Alerting¶
ragdrift produces scores and exceeded flags. Turning those into pages is
your alerting backend's job — but a few patterns are worth flagging.
Per-dimension thresholds¶
Different dimensions have different scales and different signal-to-noise ratios. A reasonable starting set:
| Dimension | Threshold | Notes |
|---|---|---|
| Embedding | 0.05 | MMD²+SW; bumps quickly when distributions diverge. |
| Data | 0.10 | max(KS,PSI) per feature; PSI 0.10 is the standard moderate-shift line. |
| Response | 0.20 | KS on lengths; sensitive to a 100-token shift on a 200-token base. |
| Confidence | 0.20 | KS on score distribution; ECE-delta adds 0–0.5 when calibration breaks. |
| Query | 0.10 | Symmetric KL on cluster assignments; 0.10 is "intent mix has noticeably shifted." |
These are starting points. Run the detectors against a quiet week of your own production traffic, look at the score distribution, and pick thresholds at roughly the 95th percentile.

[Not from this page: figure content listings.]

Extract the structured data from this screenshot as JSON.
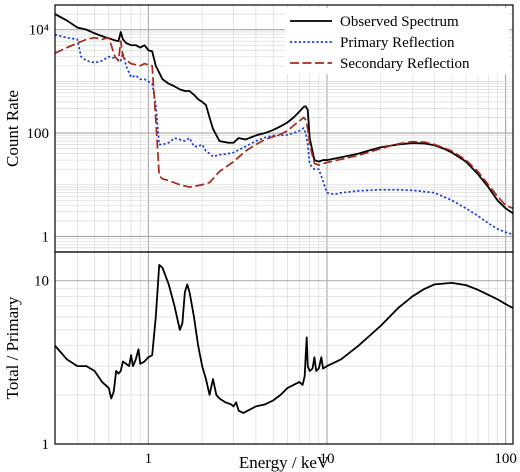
{
  "chart_data": [
    {
      "type": "line",
      "panel": "top",
      "xlabel": "",
      "ylabel": "Count Rate",
      "x_scale": "log",
      "y_scale": "log",
      "xlim": [
        0.3,
        110
      ],
      "ylim": [
        0.5,
        30000
      ],
      "x_ticks": [
        1,
        10,
        100
      ],
      "x_tick_labels": [
        "",
        "",
        ""
      ],
      "y_ticks": [
        1,
        100,
        10000
      ],
      "y_tick_labels": [
        "1",
        "100",
        "10⁴"
      ],
      "grid": true,
      "legend_position": "top-right",
      "series": [
        {
          "name": "Observed Spectrum",
          "color": "#000000",
          "style": "solid",
          "points": [
            [
              0.3,
              20000
            ],
            [
              0.35,
              15000
            ],
            [
              0.4,
              11000
            ],
            [
              0.45,
              10000
            ],
            [
              0.5,
              8500
            ],
            [
              0.55,
              7500
            ],
            [
              0.6,
              6800
            ],
            [
              0.65,
              6200
            ],
            [
              0.68,
              6000
            ],
            [
              0.7,
              9000
            ],
            [
              0.72,
              6500
            ],
            [
              0.75,
              5500
            ],
            [
              0.8,
              5000
            ],
            [
              0.85,
              5000
            ],
            [
              0.9,
              4500
            ],
            [
              0.95,
              5000
            ],
            [
              1.0,
              4000
            ],
            [
              1.05,
              3800
            ],
            [
              1.1,
              2000
            ],
            [
              1.2,
              1100
            ],
            [
              1.3,
              900
            ],
            [
              1.4,
              800
            ],
            [
              1.5,
              700
            ],
            [
              1.6,
              650
            ],
            [
              1.7,
              650
            ],
            [
              1.8,
              550
            ],
            [
              1.9,
              450
            ],
            [
              2.0,
              400
            ],
            [
              2.1,
              350
            ],
            [
              2.2,
              200
            ],
            [
              2.3,
              120
            ],
            [
              2.5,
              70
            ],
            [
              2.8,
              65
            ],
            [
              3.0,
              65
            ],
            [
              3.2,
              80
            ],
            [
              3.5,
              75
            ],
            [
              4.0,
              90
            ],
            [
              4.5,
              100
            ],
            [
              5.0,
              115
            ],
            [
              5.5,
              135
            ],
            [
              6.0,
              160
            ],
            [
              6.5,
              200
            ],
            [
              7.0,
              260
            ],
            [
              7.4,
              320
            ],
            [
              7.6,
              330
            ],
            [
              7.8,
              280
            ],
            [
              8.0,
              80
            ],
            [
              8.5,
              30
            ],
            [
              9.0,
              28
            ],
            [
              9.5,
              30
            ],
            [
              10,
              30
            ],
            [
              11,
              32
            ],
            [
              12,
              34
            ],
            [
              13,
              36
            ],
            [
              15,
              40
            ],
            [
              18,
              48
            ],
            [
              20,
              53
            ],
            [
              25,
              60
            ],
            [
              30,
              64
            ],
            [
              35,
              63
            ],
            [
              40,
              58
            ],
            [
              45,
              50
            ],
            [
              50,
              42
            ],
            [
              60,
              28
            ],
            [
              70,
              16
            ],
            [
              80,
              9
            ],
            [
              90,
              5
            ],
            [
              100,
              3.5
            ],
            [
              110,
              2.8
            ]
          ]
        },
        {
          "name": "Primary Reflection",
          "color": "#1a3cd6",
          "style": "dotted",
          "points": [
            [
              0.3,
              8000
            ],
            [
              0.35,
              7000
            ],
            [
              0.4,
              6500
            ],
            [
              0.42,
              3000
            ],
            [
              0.45,
              2500
            ],
            [
              0.5,
              2300
            ],
            [
              0.55,
              2500
            ],
            [
              0.6,
              3000
            ],
            [
              0.65,
              2800
            ],
            [
              0.7,
              2500
            ],
            [
              0.72,
              3500
            ],
            [
              0.75,
              2000
            ],
            [
              0.8,
              1200
            ],
            [
              0.85,
              1300
            ],
            [
              0.9,
              1100
            ],
            [
              0.95,
              1100
            ],
            [
              1.0,
              1000
            ],
            [
              1.05,
              900
            ],
            [
              1.1,
              350
            ],
            [
              1.15,
              60
            ],
            [
              1.2,
              60
            ],
            [
              1.3,
              65
            ],
            [
              1.4,
              80
            ],
            [
              1.5,
              75
            ],
            [
              1.6,
              70
            ],
            [
              1.7,
              80
            ],
            [
              1.8,
              55
            ],
            [
              1.9,
              55
            ],
            [
              2.0,
              60
            ],
            [
              2.1,
              45
            ],
            [
              2.2,
              40
            ],
            [
              2.3,
              35
            ],
            [
              2.5,
              38
            ],
            [
              2.8,
              40
            ],
            [
              3.0,
              42
            ],
            [
              3.5,
              55
            ],
            [
              4.0,
              70
            ],
            [
              4.5,
              82
            ],
            [
              5.0,
              90
            ],
            [
              5.5,
              90
            ],
            [
              6.0,
              92
            ],
            [
              6.5,
              100
            ],
            [
              7.0,
              110
            ],
            [
              7.4,
              125
            ],
            [
              7.6,
              100
            ],
            [
              7.8,
              60
            ],
            [
              8.0,
              25
            ],
            [
              8.5,
              20
            ],
            [
              9.0,
              20
            ],
            [
              10,
              7
            ],
            [
              11,
              6.5
            ],
            [
              12,
              7
            ],
            [
              15,
              7.6
            ],
            [
              20,
              8
            ],
            [
              25,
              8
            ],
            [
              30,
              7.8
            ],
            [
              40,
              7
            ],
            [
              50,
              5
            ],
            [
              60,
              3.5
            ],
            [
              70,
              2.5
            ],
            [
              80,
              1.8
            ],
            [
              90,
              1.4
            ],
            [
              100,
              1.2
            ],
            [
              110,
              1.1
            ]
          ]
        },
        {
          "name": "Secondary Reflection",
          "color": "#a52a1a",
          "style": "dashed",
          "points": [
            [
              0.3,
              3500
            ],
            [
              0.35,
              4500
            ],
            [
              0.4,
              5500
            ],
            [
              0.45,
              6500
            ],
            [
              0.5,
              7000
            ],
            [
              0.55,
              6500
            ],
            [
              0.6,
              7000
            ],
            [
              0.65,
              3000
            ],
            [
              0.68,
              2500
            ],
            [
              0.7,
              6000
            ],
            [
              0.72,
              3000
            ],
            [
              0.75,
              2600
            ],
            [
              0.8,
              2200
            ],
            [
              0.85,
              2100
            ],
            [
              0.9,
              2000
            ],
            [
              0.95,
              2200
            ],
            [
              1.0,
              2100
            ],
            [
              1.05,
              2000
            ],
            [
              1.1,
              180
            ],
            [
              1.15,
              15
            ],
            [
              1.2,
              13
            ],
            [
              1.3,
              12
            ],
            [
              1.5,
              10
            ],
            [
              1.7,
              9
            ],
            [
              2.0,
              10
            ],
            [
              2.2,
              11
            ],
            [
              2.5,
              18
            ],
            [
              3.0,
              28
            ],
            [
              3.5,
              45
            ],
            [
              4.0,
              60
            ],
            [
              4.5,
              75
            ],
            [
              5.0,
              85
            ],
            [
              5.5,
              95
            ],
            [
              6.0,
              110
            ],
            [
              6.5,
              140
            ],
            [
              7.0,
              170
            ],
            [
              7.4,
              200
            ],
            [
              7.6,
              180
            ],
            [
              7.8,
              120
            ],
            [
              8.0,
              60
            ],
            [
              8.5,
              26
            ],
            [
              9.0,
              24
            ],
            [
              10,
              27
            ],
            [
              11,
              29
            ],
            [
              12,
              31
            ],
            [
              15,
              37
            ],
            [
              20,
              50
            ],
            [
              25,
              62
            ],
            [
              30,
              68
            ],
            [
              35,
              67
            ],
            [
              40,
              60
            ],
            [
              45,
              52
            ],
            [
              50,
              45
            ],
            [
              60,
              30
            ],
            [
              70,
              18
            ],
            [
              80,
              10
            ],
            [
              90,
              6
            ],
            [
              100,
              4
            ],
            [
              110,
              3.5
            ]
          ]
        }
      ]
    },
    {
      "type": "line",
      "panel": "bottom",
      "xlabel": "Energy / keV",
      "ylabel": "Total / Primary",
      "x_scale": "log",
      "y_scale": "log",
      "xlim": [
        0.3,
        110
      ],
      "ylim": [
        1,
        15
      ],
      "x_ticks": [
        1,
        10,
        100
      ],
      "x_tick_labels": [
        "1",
        "10",
        "100"
      ],
      "y_ticks": [
        1,
        10
      ],
      "y_tick_labels": [
        "1",
        "10"
      ],
      "grid": true,
      "series": [
        {
          "name": "",
          "color": "#000000",
          "style": "solid",
          "points": [
            [
              0.3,
              4.0
            ],
            [
              0.35,
              3.3
            ],
            [
              0.4,
              3.0
            ],
            [
              0.45,
              3.0
            ],
            [
              0.5,
              2.8
            ],
            [
              0.55,
              2.4
            ],
            [
              0.6,
              2.2
            ],
            [
              0.62,
              1.9
            ],
            [
              0.64,
              2.1
            ],
            [
              0.66,
              2.8
            ],
            [
              0.68,
              2.7
            ],
            [
              0.7,
              2.8
            ],
            [
              0.72,
              3.2
            ],
            [
              0.75,
              3.1
            ],
            [
              0.78,
              3.0
            ],
            [
              0.8,
              3.5
            ],
            [
              0.82,
              3.0
            ],
            [
              0.85,
              3.3
            ],
            [
              0.88,
              3.8
            ],
            [
              0.9,
              3.1
            ],
            [
              0.95,
              3.2
            ],
            [
              1.0,
              3.4
            ],
            [
              1.05,
              3.5
            ],
            [
              1.1,
              6.0
            ],
            [
              1.15,
              12.5
            ],
            [
              1.2,
              12.0
            ],
            [
              1.3,
              9.5
            ],
            [
              1.4,
              7.0
            ],
            [
              1.5,
              5.0
            ],
            [
              1.55,
              5.5
            ],
            [
              1.6,
              8.5
            ],
            [
              1.65,
              9.5
            ],
            [
              1.7,
              8.5
            ],
            [
              1.8,
              6.0
            ],
            [
              1.9,
              4.0
            ],
            [
              2.0,
              3.0
            ],
            [
              2.1,
              2.5
            ],
            [
              2.2,
              2.0
            ],
            [
              2.3,
              2.5
            ],
            [
              2.4,
              2.0
            ],
            [
              2.5,
              1.9
            ],
            [
              2.7,
              1.8
            ],
            [
              2.9,
              1.75
            ],
            [
              3.0,
              1.7
            ],
            [
              3.1,
              1.8
            ],
            [
              3.2,
              1.6
            ],
            [
              3.4,
              1.55
            ],
            [
              3.6,
              1.6
            ],
            [
              4.0,
              1.7
            ],
            [
              4.5,
              1.75
            ],
            [
              5.0,
              1.85
            ],
            [
              5.5,
              2.0
            ],
            [
              6.0,
              2.2
            ],
            [
              6.5,
              2.3
            ],
            [
              7.0,
              2.4
            ],
            [
              7.3,
              2.3
            ],
            [
              7.5,
              2.6
            ],
            [
              7.6,
              3.5
            ],
            [
              7.7,
              4.5
            ],
            [
              7.8,
              3.0
            ],
            [
              8.0,
              2.8
            ],
            [
              8.3,
              2.9
            ],
            [
              8.5,
              3.4
            ],
            [
              8.7,
              2.8
            ],
            [
              9.0,
              2.9
            ],
            [
              9.3,
              3.4
            ],
            [
              9.5,
              2.9
            ],
            [
              10,
              3.0
            ],
            [
              12,
              3.3
            ],
            [
              15,
              4.0
            ],
            [
              20,
              5.3
            ],
            [
              25,
              6.8
            ],
            [
              30,
              8.0
            ],
            [
              35,
              8.9
            ],
            [
              40,
              9.5
            ],
            [
              50,
              9.7
            ],
            [
              60,
              9.4
            ],
            [
              70,
              8.8
            ],
            [
              80,
              8.2
            ],
            [
              90,
              7.7
            ],
            [
              100,
              7.2
            ],
            [
              110,
              6.8
            ]
          ]
        }
      ]
    }
  ]
}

Don't page on every score change¶
A single window crossing the threshold is rarely actionable. Two patterns work:
- K-of-N: alert when at least K of the last N consecutive windows exceed.
- Slow-burn: alert when a 24h moving average exceeds.
Both filter the noise that comes from sample size, periodic traffic patterns, and the inherent randomness of MMD's sample-pair construction.
Composite alarms¶
If embedding drift fires and query drift fires, the upstream is probably the issue (your users asked different questions). If embedding drift fires and response drift fires but query drift does not, your retriever or generator changed under you. CloudWatch and Datadog both let you express this as a composite alarm.